The Big Book of Superman

Lastly we have The Big Book of Superman written by Noah Smith. While we all know about  Superman’s origins and his adolescent life in Smallville, this book tells us a bit more about the Man of Steel’s family life with the Kents and the overwhelming responsibility that was placed on him because of his powers. His friends at the Daily Planet, the Fortress of Solitude, his dog Krypto, and the powerful villains he faces like Lex Luthor, Braniac, and General Zod are also featured.

“As an adult, I really appreciate how Superman is a model of responsible use of power. All around us we see people in authority abusing their power and treating people like trash, but I get to present to kids this icon who has more power than anyone but uses it only to help and who lives by an unimpeachable moral code,” says the author.



Even though these books are chock full of information, what is important about these books is not the background stories or the interesting facts they reveal, but the message they convey. Yes, these books focus on the heroes, but more importantly they focus on their qualities, their beliefs and values, and their drive to make the world a better place. The books challenge children to think about their own unique qualities and how they can help make a difference in their home and in their communities. As a mother of a 17-month old daughter, I can’t think of a better message to communicate to my child then how to be a good person, a strong person, and a wise person.

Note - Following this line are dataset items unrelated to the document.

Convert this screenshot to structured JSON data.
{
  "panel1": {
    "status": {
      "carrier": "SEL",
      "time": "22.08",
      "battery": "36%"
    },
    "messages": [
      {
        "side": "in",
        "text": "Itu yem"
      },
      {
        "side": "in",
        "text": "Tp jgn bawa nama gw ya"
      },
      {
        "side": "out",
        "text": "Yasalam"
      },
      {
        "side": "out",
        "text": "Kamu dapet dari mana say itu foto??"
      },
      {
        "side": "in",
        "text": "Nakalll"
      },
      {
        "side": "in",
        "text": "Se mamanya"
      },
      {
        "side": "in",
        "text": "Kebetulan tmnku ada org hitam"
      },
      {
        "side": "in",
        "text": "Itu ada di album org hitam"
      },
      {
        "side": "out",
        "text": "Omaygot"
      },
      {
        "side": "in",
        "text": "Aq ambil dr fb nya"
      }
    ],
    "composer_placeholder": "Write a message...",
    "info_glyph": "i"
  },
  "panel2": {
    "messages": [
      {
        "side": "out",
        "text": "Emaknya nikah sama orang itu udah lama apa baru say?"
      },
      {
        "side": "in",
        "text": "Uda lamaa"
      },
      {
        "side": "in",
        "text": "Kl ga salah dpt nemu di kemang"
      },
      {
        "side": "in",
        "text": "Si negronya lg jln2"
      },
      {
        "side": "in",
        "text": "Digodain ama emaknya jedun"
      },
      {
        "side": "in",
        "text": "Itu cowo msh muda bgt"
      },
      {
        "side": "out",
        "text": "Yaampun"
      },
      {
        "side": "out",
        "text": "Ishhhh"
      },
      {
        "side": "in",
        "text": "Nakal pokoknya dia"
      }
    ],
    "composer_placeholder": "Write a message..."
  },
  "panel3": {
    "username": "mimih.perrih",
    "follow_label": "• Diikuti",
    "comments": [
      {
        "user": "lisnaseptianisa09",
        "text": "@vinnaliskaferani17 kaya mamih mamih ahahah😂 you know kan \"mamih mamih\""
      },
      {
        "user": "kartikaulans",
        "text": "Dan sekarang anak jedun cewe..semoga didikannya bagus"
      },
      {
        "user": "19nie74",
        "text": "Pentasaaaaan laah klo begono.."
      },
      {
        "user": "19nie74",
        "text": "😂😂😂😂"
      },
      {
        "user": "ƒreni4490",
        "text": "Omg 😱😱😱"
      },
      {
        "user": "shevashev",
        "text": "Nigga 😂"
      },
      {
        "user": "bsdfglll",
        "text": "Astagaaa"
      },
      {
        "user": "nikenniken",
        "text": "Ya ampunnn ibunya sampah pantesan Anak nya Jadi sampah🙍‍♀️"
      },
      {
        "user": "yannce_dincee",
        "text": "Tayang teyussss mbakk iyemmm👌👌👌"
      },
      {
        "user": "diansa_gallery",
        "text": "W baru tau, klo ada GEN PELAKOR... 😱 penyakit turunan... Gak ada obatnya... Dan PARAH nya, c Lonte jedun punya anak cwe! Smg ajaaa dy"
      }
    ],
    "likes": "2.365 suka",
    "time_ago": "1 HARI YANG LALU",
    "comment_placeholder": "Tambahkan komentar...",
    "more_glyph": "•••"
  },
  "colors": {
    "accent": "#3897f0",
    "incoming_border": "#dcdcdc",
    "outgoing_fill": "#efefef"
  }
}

If you are interested in checking out these books, you can find them on the Downtown Bookworks website. They are $16.99 each and they are suitable for ages 4 and up. You can read these books to smaller children, as the colorful pictures and pages will certainly grab their attention, but I wouldn’t leave the children unattended; these pages could easily be ripped by their strong little hands. Downtown Bookworks does offer board books for children 0-3 that are more appropriate and just as interesting.